Huit kamikazes issus de la misère du quartier de Sidi Moumen

- 09h27 - Maroc - Ecrit par :

Sidi Moumen, fief intégriste de la périphérie nord de Casablanca d’où sont originaires au moins huit des kamikazes auteurs des attentats qui ont fait 41 morts le 16 mai, offre l’image d’un vaste ensemble de bidonvilles entrecoupés de champs d’ordures.

Selon le ministre marocain de la Justice, Mohamed Bouzoubâa, c’est de cet environnement hérissé de petites mosquées et de cheminées industrielles, que sont issus au moins huit des 14 hommes qui ont commis simultanément cinq attentats suicide dans le centre de la capitale économique marocaine. Douze d’entre eux sont morts et deux ont été arrêtés, selon les dernières informations des autorités.

La majorité des habitants de Sidi Moumen sont venus des campagnes à partir des années 1970 pour chercher du travail dans les quartiers industriels voisins du grand port marocain. Ils s’entassent depuis sous des cabanes de tôle rouillée.

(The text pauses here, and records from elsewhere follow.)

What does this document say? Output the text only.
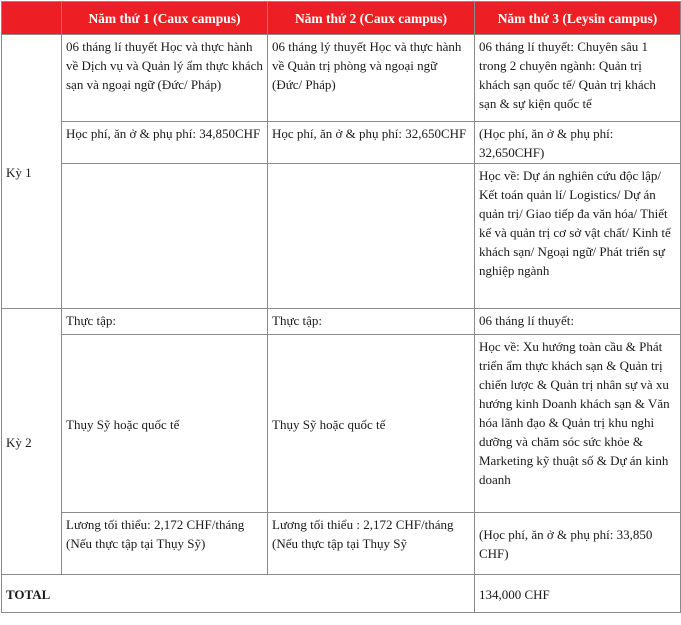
	Năm thứ 1 (Caux campus)	Năm thứ 2 (Caux campus)	Năm thứ 3 (Leysin campus)
Kỳ 1	06 tháng lí thuyết Học và thực hành về Dịch vụ và Quản lý ẩm thực khách sạn và ngoại ngữ (Đức/ Pháp)	06 tháng lý thuyết Học và thực hành về Quản trị phòng và ngoại ngữ (Đức/ Pháp)	06 tháng lí thuyết: Chuyên sâu 1 trong 2 chuyên ngành: Quản trị khách sạn quốc tế/ Quản trị khách sạn & sự kiện quốc tế
	Học phí, ăn ở & phụ phí: 34,850CHF	Học phí, ăn ở & phụ phí: 32,650CHF	(Học phí, ăn ở & phụ phí: 32,650CHF)
			Học về: Dự án nghiên cứu độc lập/ Kết toán quản lí/ Logistics/ Dự án quản trị/ Giao tiếp đa văn hóa/ Thiết kế và quản trị cơ sở vật chất/ Kinh tế khách sạn/ Ngoại ngữ/ Phát triển sự nghiệp ngành
Kỳ 2	Thực tập:	Thực tập:	06 tháng lí thuyết:
	Thụy Sỹ hoặc quốc tế	Thụy Sỹ hoặc quốc tế	Học về: Xu hướng toàn cầu & Phát triển ẩm thực khách sạn & Quản trị chiến lược & Quản trị nhân sự và xu hướng kinh Doanh khách sạn & Văn hóa lãnh đạo & Quản trị khu nghỉ dưỡng và chăm sóc sức khỏe & Marketing kỹ thuật số & Dự án kinh doanh
	Lương tối thiểu: 2,172 CHF/tháng (Nếu thực tập tại Thụy Sỹ)	Lương tối thiểu : 2,172 CHF/tháng (Nếu thực tập tại Thụy Sỹ	(Học phí, ăn ở & phụ phí: 33,850 CHF)
TOTAL			134,000 CHF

"Ici, il n’y a que la pauvreté, impossible de s’en sortir", dit la soeur d’un jeune homme de 23 ans arrêté samedi dans le cadre de l’enquête sur les attentats. La jeune femme demande que son identité soit protégée par crainte de représailles de la police. "Ils nous ont interdit de parler", dit-elle en montrant un commissariat voisin.

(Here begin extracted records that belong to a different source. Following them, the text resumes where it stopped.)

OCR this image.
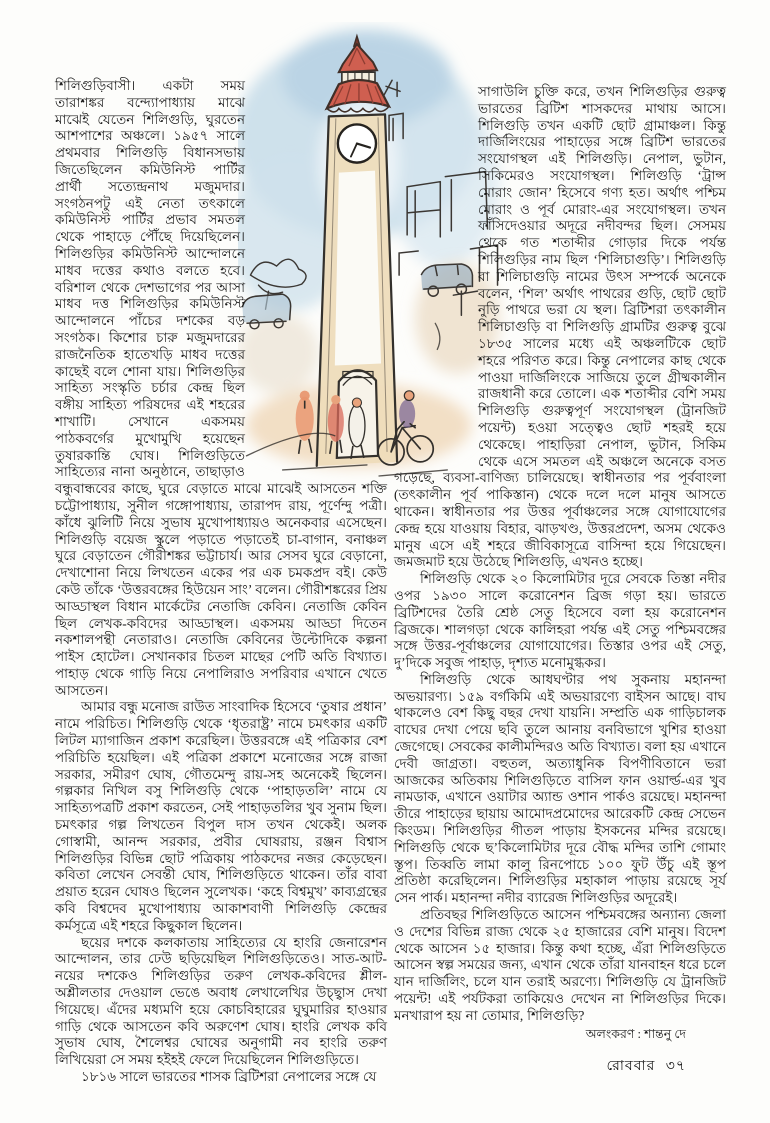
শিলিগুড়িবাসী। একটা সময় তারাশঙ্কর বন্দ্যোপাধ্যায় মাঝে মাঝেই যেতেন শিলিগুড়ি, ঘুরতেন আশপাশের অঞ্চলে। ১৯৫৭ সালে প্রথমবার শিলিগুড়ি বিধানসভায় জিতেছিলেন কমিউনিস্ট পার্টির প্রার্থী সত্যেন্দ্রনাথ মজুমদার। সংগঠনপটু এই নেতা তৎকালে কমিউনিস্ট পার্টির প্রভাব সমতল থেকে পাহাড়ে পৌঁছে দিয়েছিলেন। শিলিগুড়ির কমিউনিস্ট আন্দোলনে মাধব দত্তের কথাও বলতে হবে। বরিশাল থেকে দেশভাগের পর আসা মাধব দত্ত শিলিগুড়ির কমিউনিস্ট আন্দোলনে পাঁচের দশকের বড় সংগঠক। কিশোর চারু মজুমদারের রাজনৈতিক হাতেখড়ি মাধব দত্তের কাছেই বলে শোনা যায়। শিলিগুড়ির সাহিত্য সংস্কৃতি চর্চার কেন্দ্র ছিল বঙ্গীয় সাহিত্য পরিষদের এই শহরের শাখাটি। সেখানে একসময় পাঠকবর্গের মুখোমুখি হয়েছেন তুষারকান্তি ঘোষ। শিলিগুড়িতে সাহিত্যের নানা অনুষ্ঠানে, তাছাড়াও বন্ধুবান্ধবের কাছে, ঘুরে বেড়াতে মাঝে মাঝেই আসতেন শক্তি চট্টোপাধ্যায়, সুনীল গঙ্গোপাধ্যায়, তারাপদ রায়, পূর্ণেন্দু পত্রী। কাঁধে ঝুলিটি নিয়ে সুভাষ মুখোপাধ্যায়ও অনেকবার এসেছেন। শিলিগুড়ি বয়েজ স্কুলে পড়াতে পড়াতেই চা-বাগান, বনাঞ্চল ঘুরে বেড়াতেন গৌরীশঙ্কর ভট্টাচার্য। আর সেসব ঘুরে বেড়ানো, দেখাশোনা নিয়ে লিখতেন একের পর এক চমকপ্রদ বই। কেউ কেউ তাঁকে ‘উত্তরবঙ্গের হিউয়েন সাং’ বলেন। গৌরীশঙ্করের প্রিয় আড্ডাস্থল বিধান মার্কেটের নেতাজি কেবিন। নেতাজি কেবিন ছিল লেখক-কবিদের আড্ডাস্থল। একসময় আড্ডা দিতেন নকশালপন্থী নেতারাও। নেতাজি কেবিনের উল্টোদিকে কল্পনা পাইস হোটেল। সেখানকার চিতল মাছের পেটি অতি বিখ্যাত। পাহাড় থেকে গাড়ি নিয়ে নেপালিরাও সপরিবার এখানে খেতে আসতেন।

আমার বন্ধু মনোজ রাউত সাংবাদিক হিসেবে ‘তুষার প্রধান’ নামে পরিচিত। শিলিগুড়ি থেকে ‘ধৃতরাষ্ট্র’ নামে চমৎকার একটি লিটল ম্যাগাজিন প্রকাশ করেছিল। উত্তরবঙ্গে এই পত্রিকার বেশ পরিচিতি হয়েছিল। এই পত্রিকা প্রকাশে মনোজের সঙ্গে রাজা সরকার, সমীরণ ঘোষ, গৌতমেন্দু রায়-সহ অনেকেই ছিলেন। গল্পকার নিখিল বসু শিলিগুড়ি থেকে ‘পাহাড়তলি’ নামে যে সাহিত্যপত্রটি প্রকাশ করতেন, সেই পাহাড়তলির খুব সুনাম ছিল। চমৎকার গল্প লিখতেন বিপুল দাস তখন থেকেই। অলক গোস্বামী, আনন্দ সরকার, প্রবীর ঘোষরায়, রঞ্জন বিশ্বাস শিলিগুড়ির বিভিন্ন ছোট পত্রিকায় পাঠকদের নজর কেড়েছেন। কবিতা লেখেন সেবন্তী ঘোষ, শিলিগুড়িতে থাকেন। তাঁর বাবা প্রয়াত হরেন ঘোষও ছিলেন সুলেখক। ‘কহে বিশ্বমুখ’ কাব্যগ্রন্থের কবি বিশ্বদেব মুখোপাধ্যায় আকাশবাণী শিলিগুড়ি কেন্দ্রের কর্মসূত্রে এই শহরে কিছুকাল ছিলেন।

ছয়ের দশকে কলকাতায় সাহিত্যের যে হাংরি জেনারেশন আন্দোলন, তার ঢেউ ছড়িয়েছিল শিলিগুড়িতেও। সাত-আট-নয়ের দশকেও শিলিগুড়ির তরুণ লেখক-কবিদের শ্লীল-অশ্লীলতার দেওয়াল ভেঙে অবাধ লেখালেখির উচ্ছ্বাস দেখা গিয়েছে। এঁদের মধ্যমণি হয়ে কোচবিহারের ঘুঘুমারির হাওয়ার গাড়ি থেকে আসতেন কবি অরুণেশ ঘোষ। হাংরি লেখক কবি সুভাষ ঘোষ, শৈলেশ্বর ঘোষের অনুগামী নব হাংরি তরুণ লিখিয়েরা সে সময় হইহই ফেলে দিয়েছিলেন শিলিগুড়িতে।

১৮১৬ সালে ভারতের শাসক ব্রিটিশরা নেপালের সঙ্গে যে

সাগাউলি চুক্তি করে, তখন শিলিগুড়ির গুরুত্ব ভারতের ব্রিটিশ শাসকদের মাথায় আসে। শিলিগুড়ি তখন একটি ছোট গ্রামাঞ্চল। কিন্তু দার্জিলিংয়ের পাহাড়ের সঙ্গে ব্রিটিশ ভারতের সংযোগস্থল এই শিলিগুড়ি। নেপাল, ভুটান, সিকিমেরও সংযোগস্থল। শিলিগুড়ি ‘ট্রান্স মোরাং জোন’ হিসেবে গণ্য হত। অর্থাৎ পশ্চিম মোরাং ও পূর্ব মোরাং-এর সংযোগস্থল। তখন ফাঁসিদেওয়ার অদূরে নদীবন্দর ছিল। সেসময় থেকে গত শতাব্দীর গোড়ার দিকে পর্যন্ত শিলিগুড়ির নাম ছিল ‘শিলিচাগুড়ি’। শিলিগুড়ি বা শিলিচাগুড়ি নামের উৎস সম্পর্কে অনেকে বলেন, ‘শিল’ অর্থাৎ পাথরের গুড়ি, ছোট ছোট নুড়ি পাথরে ভরা যে স্থল। ব্রিটিশরা তৎকালীন শিলিচাগুড়ি বা শিলিগুড়ি গ্রামটির গুরুত্ব বুঝে ১৮৩৫ সালের মধ্যে এই অঞ্চলটিকে ছোট শহরে পরিণত করে। কিন্তু নেপালের কাছ থেকে পাওয়া দার্জিলিংকে সাজিয়ে তুলে গ্রীষ্মকালীন রাজধানী করে তোলে। এক শতাব্দীর বেশি সময় শিলিগুড়ি গুরুত্বপূর্ণ সংযোগস্থল (ট্রানজিট পয়েন্ট) হওয়া সত্ত্বেও ছোট শহরই হয়ে থেকেছে। পাহাড়িরা নেপাল, ভুটান, সিকিম থেকে এসে সমতল এই অঞ্চলে অনেকে বসত গড়েছে, ব্যবসা-বাণিজ্য চালিয়েছে। স্বাধীনতার পর পূর্ববাংলা (তৎকালীন পূর্ব পাকিস্তান) থেকে দলে দলে মানুষ আসতে থাকেন। স্বাধীনতার পর উত্তর পূর্বাঞ্চলের সঙ্গে যোগাযোগের কেন্দ্র হয়ে যাওয়ায় বিহার, ঝাড়খণ্ড, উত্তরপ্রদেশ, অসম থেকেও মানুষ এসে এই শহরে জীবিকাসূত্রে বাসিন্দা হয়ে গিয়েছেন। জমজমাট হয়ে উঠেছে শিলিগুড়ি, এখনও হচ্ছে।

শিলিগুড়ি থেকে ২০ কিলোমিটার দূরে সেবকে তিস্তা নদীর ওপর ১৯৩০ সালে করোনেশন ব্রিজ গড়া হয়। ভারতে ব্রিটিশদের তৈরি শ্রেষ্ঠ সেতু হিসেবে বলা হয় করোনেশন ব্রিজকে। শালগড়া থেকে কালিহরা পর্যন্ত এই সেতু পশ্চিমবঙ্গের সঙ্গে উত্তর-পূর্বাঞ্চলের যোগাযোগের। তিস্তার ওপর এই সেতু, দু’দিকে সবুজ পাহাড়, দৃশ্যত মনোমুগ্ধকর।

শিলিগুড়ি থেকে আধঘণ্টার পথ সুকনায় মহানন্দা অভয়ারণ্য। ১৫৯ বর্গকিমি এই অভয়ারণ্যে বাইসন আছে। বাঘ থাকলেও বেশ কিছু বছর দেখা যায়নি। সম্প্রতি এক গাড়িচালক বাঘের দেখা পেয়ে ছবি তুলে আনায় বনবিভাগে খুশির হাওয়া জেগেছে। সেবকের কালীমন্দিরও অতি বিখ্যাত। বলা হয় এখানে দেবী জাগ্রতা। বহুতল, অত্যাধুনিক বিপণীবিতানে ভরা আজকের অতিকায় শিলিগুড়িতে বাসিল ফান ওয়ার্ল্ড-এর খুব নামডাক, এখানে ওয়াটার অ্যান্ড ওশান পার্কও রয়েছে। মহানন্দা তীরে পাহাড়ের ছায়ায় আমোদপ্রমোদের আরেকটি কেন্দ্র সেভেন কিংডম। শিলিগুড়ির গীতল পাড়ায় ইসকনের মন্দির রয়েছে। শিলিগুড়ি থেকে ছ’কিলোমিটার দূরে বৌদ্ধ মন্দির তাশি গোমাং স্তূপ। তিব্বতি লামা কালু রিনপোচে ১০০ ফুট উঁচু এই স্তূপ প্রতিষ্ঠা করেছিলেন। শিলিগুড়ির মহাকাল পাড়ায় রয়েছে সূর্য সেন পার্ক। মহানন্দা নদীর ব্যারেজ শিলিগুড়ির অদূরেই।

প্রতিবছর শিলিগুড়িতে আসেন পশ্চিমবঙ্গের অন্যান্য জেলা ও দেশের বিভিন্ন রাজ্য থেকে ২৫ হাজারের বেশি মানুষ। বিদেশ থেকে আসেন ১৫ হাজার। কিন্তু কথা হচ্ছে, এঁরা শিলিগুড়িতে আসেন স্বল্প সময়ের জন্য, এখান থেকে তাঁরা যানবাহন ধরে চলে যান দার্জিলিং, চলে যান তরাই অরণ্যে। শিলিগুড়ি যে ট্রানজিট পয়েন্ট! এই পর্যটকরা তাকিয়েও দেখেন না শিলিগুড়ির দিকে। মনখারাপ হয় না তোমার, শিলিগুড়ি?

অলংকরণ : শান্তনু দে
রোববার ৩৭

Ses parents, ses huit frères et sept soeurs vivent dans quatre cabanes croulantes, dans une chaleur insoutenable, sans intimité, sans eau courante, sans ramassage d’ordures, sans électricité, comme la majorité des habitants de Sidi Moumen. Celui qui a été arrêté était le seul à travailler, comme comptable.

"Il était sans histoires, il ne fréquentait pas d’islamistes, nous ne savons pas pour quelle raison il a été arrêté ni où il est détenu", affirme la jeune bachelière. "Mais depuis les attentats, la police arrête tous les hommes du quartier qui portent la barbe".

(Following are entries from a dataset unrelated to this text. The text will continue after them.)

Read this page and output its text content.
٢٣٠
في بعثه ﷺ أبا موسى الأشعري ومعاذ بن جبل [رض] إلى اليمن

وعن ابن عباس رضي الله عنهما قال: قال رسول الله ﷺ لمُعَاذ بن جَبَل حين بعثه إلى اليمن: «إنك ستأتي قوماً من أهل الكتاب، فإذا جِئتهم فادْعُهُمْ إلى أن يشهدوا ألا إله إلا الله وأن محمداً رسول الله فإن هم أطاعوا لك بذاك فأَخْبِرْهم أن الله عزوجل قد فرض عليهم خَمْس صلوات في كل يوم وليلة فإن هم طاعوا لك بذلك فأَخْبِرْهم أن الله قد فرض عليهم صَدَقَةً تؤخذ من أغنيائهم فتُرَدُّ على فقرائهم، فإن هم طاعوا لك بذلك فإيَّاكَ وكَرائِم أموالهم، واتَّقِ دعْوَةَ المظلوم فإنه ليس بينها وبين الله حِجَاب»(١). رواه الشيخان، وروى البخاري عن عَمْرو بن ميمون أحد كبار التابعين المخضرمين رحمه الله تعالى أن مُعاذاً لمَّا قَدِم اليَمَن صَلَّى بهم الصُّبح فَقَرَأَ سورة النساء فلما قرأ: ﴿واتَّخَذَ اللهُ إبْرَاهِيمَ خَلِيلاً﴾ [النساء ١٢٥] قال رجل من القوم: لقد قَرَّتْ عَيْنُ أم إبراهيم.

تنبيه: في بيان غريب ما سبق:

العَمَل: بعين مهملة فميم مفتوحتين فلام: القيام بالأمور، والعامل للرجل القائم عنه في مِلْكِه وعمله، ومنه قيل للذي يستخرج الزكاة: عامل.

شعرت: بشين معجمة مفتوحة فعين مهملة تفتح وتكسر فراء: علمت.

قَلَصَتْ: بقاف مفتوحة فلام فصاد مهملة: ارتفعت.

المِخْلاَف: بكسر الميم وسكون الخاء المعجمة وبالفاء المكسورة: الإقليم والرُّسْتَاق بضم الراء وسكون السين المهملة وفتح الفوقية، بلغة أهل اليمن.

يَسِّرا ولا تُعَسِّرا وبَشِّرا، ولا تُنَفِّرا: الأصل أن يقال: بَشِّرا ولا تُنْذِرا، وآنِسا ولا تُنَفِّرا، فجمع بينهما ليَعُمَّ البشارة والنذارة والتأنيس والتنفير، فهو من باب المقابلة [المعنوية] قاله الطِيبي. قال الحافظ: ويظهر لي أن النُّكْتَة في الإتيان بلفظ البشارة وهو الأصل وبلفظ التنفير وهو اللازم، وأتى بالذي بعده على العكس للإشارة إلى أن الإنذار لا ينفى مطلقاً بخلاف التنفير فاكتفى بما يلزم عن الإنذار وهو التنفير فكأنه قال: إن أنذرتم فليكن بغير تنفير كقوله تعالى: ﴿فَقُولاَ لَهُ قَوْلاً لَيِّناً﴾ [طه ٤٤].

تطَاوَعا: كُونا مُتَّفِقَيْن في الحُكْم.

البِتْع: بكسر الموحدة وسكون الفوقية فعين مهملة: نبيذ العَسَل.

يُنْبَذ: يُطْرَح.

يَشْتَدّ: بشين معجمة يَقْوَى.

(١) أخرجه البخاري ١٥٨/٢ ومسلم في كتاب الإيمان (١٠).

Les hommes barbus sont nombreux aux alentours, comme les femmes portant le voile.

Le chômage a durement frappé ce quartier dans une ville où son taux atteint officiellement 20%. Le long des rues, sur les places couvertes d’ordures dont se nourrissent ânes et chèvres, de jeunes hommes, le regard vide, discutent ou semblent attendre un miracle qui les ferait sortir de la misère et de l’ennui.

Beaucoup vivent de petits trafics selon leurs propres témoignages. Le quartier, particulièrement le bidonville de Squilla, est réputé dangereux.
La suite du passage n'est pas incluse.